The Genesis of a Jesus Covenant: Covenant in the Gospel of Matthew

The impetus for this essay is the conclusions of two authors concerning Matthew’s Gospel and its relationship to covenants and covenantal language—both disconcerting and equally inspiring. The first author, Veronika Niederhofer writes, “The consideration of covenantal aspects in Matthew is uncommon.” After concluding that there is some implicit covenant theology in Matthew, she surmises “In light of Matthew’s context and argument, what is an adequate definition of covenant, and what kind of covenant is Matthew referring to in his Gospel?” and, “What kind of Old Testament covenant is the Matthean writer referring to in his Gospel?” Her guess is that perhaps Exod 24:8 is connected to the Sermon on the Mount as a type of new Torah covenant. The second author, Alan Culpepper, notes covenant themes throughout his newest commentary on Matthew’s Gospel. Most interesting is his assessment of Matthew’s Gospel in his introduction: “Matthew is a biblical book. It situates Jesus in the context of the history of Israel. This Gospel affirms the fulfillment of the Scriptures and quotes Scriptures. Matthew’s theology is thoroughly biblical, and its language is biblical […].”

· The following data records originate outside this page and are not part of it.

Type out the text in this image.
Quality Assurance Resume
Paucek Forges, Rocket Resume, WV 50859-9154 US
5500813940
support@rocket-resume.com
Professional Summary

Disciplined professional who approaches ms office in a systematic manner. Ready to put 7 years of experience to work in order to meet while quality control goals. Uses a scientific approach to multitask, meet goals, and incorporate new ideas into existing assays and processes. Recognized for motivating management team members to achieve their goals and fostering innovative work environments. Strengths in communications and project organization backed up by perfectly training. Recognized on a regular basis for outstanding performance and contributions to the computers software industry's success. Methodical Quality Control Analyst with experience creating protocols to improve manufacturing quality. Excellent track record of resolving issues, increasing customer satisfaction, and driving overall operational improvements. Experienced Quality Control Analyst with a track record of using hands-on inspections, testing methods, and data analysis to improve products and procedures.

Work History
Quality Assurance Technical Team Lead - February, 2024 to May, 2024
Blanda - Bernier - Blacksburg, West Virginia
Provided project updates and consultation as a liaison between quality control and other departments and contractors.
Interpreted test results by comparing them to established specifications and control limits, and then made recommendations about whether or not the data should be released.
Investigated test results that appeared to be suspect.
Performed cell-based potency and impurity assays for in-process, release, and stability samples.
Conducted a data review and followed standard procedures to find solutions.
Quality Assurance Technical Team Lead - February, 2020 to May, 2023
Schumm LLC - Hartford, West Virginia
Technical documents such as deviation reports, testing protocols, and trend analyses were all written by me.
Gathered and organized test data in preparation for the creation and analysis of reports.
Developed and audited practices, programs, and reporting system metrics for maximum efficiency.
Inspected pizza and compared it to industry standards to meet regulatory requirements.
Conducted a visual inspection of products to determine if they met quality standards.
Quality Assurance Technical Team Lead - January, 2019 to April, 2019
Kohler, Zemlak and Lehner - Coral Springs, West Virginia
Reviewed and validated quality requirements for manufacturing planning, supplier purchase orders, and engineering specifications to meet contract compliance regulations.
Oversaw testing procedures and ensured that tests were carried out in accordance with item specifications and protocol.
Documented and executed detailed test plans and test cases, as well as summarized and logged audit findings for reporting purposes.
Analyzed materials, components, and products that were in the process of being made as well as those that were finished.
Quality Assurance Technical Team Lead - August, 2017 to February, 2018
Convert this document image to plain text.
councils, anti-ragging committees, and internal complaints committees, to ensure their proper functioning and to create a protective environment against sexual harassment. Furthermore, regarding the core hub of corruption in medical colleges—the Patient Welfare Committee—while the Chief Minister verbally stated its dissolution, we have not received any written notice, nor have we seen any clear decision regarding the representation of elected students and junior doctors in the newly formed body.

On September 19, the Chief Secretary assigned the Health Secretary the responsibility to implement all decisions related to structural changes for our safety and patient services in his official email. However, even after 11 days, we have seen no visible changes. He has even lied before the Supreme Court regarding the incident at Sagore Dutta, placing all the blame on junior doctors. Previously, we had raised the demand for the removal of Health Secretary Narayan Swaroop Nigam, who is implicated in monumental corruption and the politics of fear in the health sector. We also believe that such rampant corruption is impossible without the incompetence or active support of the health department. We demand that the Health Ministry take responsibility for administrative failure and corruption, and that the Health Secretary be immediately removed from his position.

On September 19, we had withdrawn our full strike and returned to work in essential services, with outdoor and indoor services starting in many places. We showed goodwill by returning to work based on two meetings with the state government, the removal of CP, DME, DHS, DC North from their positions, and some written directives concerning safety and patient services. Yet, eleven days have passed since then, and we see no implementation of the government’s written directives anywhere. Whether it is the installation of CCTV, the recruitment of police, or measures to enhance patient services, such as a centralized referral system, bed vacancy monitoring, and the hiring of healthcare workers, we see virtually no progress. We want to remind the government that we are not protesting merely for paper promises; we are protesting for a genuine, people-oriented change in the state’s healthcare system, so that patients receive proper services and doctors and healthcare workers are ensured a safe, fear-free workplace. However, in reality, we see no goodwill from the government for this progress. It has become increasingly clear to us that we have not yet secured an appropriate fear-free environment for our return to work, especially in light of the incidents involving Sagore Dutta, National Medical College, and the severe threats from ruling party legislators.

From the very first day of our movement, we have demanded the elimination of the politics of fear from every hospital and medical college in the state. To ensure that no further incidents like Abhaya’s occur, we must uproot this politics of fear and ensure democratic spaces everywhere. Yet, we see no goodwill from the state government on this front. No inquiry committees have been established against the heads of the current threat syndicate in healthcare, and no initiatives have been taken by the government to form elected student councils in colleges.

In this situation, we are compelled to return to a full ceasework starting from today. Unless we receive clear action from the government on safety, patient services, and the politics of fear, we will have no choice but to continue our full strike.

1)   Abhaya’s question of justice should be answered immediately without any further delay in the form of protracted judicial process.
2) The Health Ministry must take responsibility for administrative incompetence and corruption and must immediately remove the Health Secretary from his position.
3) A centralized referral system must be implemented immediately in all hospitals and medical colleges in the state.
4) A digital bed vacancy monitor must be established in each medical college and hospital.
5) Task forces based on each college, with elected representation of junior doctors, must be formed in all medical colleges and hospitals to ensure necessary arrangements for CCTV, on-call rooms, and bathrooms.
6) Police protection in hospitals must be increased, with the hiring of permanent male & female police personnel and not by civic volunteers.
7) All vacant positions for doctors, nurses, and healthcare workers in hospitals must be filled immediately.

In this essay, I will argue in the vein of Culpepper in an attempt to remedy Niederhofer’s conclusion and answer her important questions. I will contend that (note Culpepper’s language above) Matthew is a divine-human covenant book patterned after Exod 19–24. It situates Jesus and his disciples in the context of the history of Israel’s covenant with God. This Gospel affirms the fulfillment of the Scriptures’ covenant language through Jesus’ message and mission and quotes Scripture’s covenants. Matthew’s theology is thoroughly covenantal and its language is covenantal.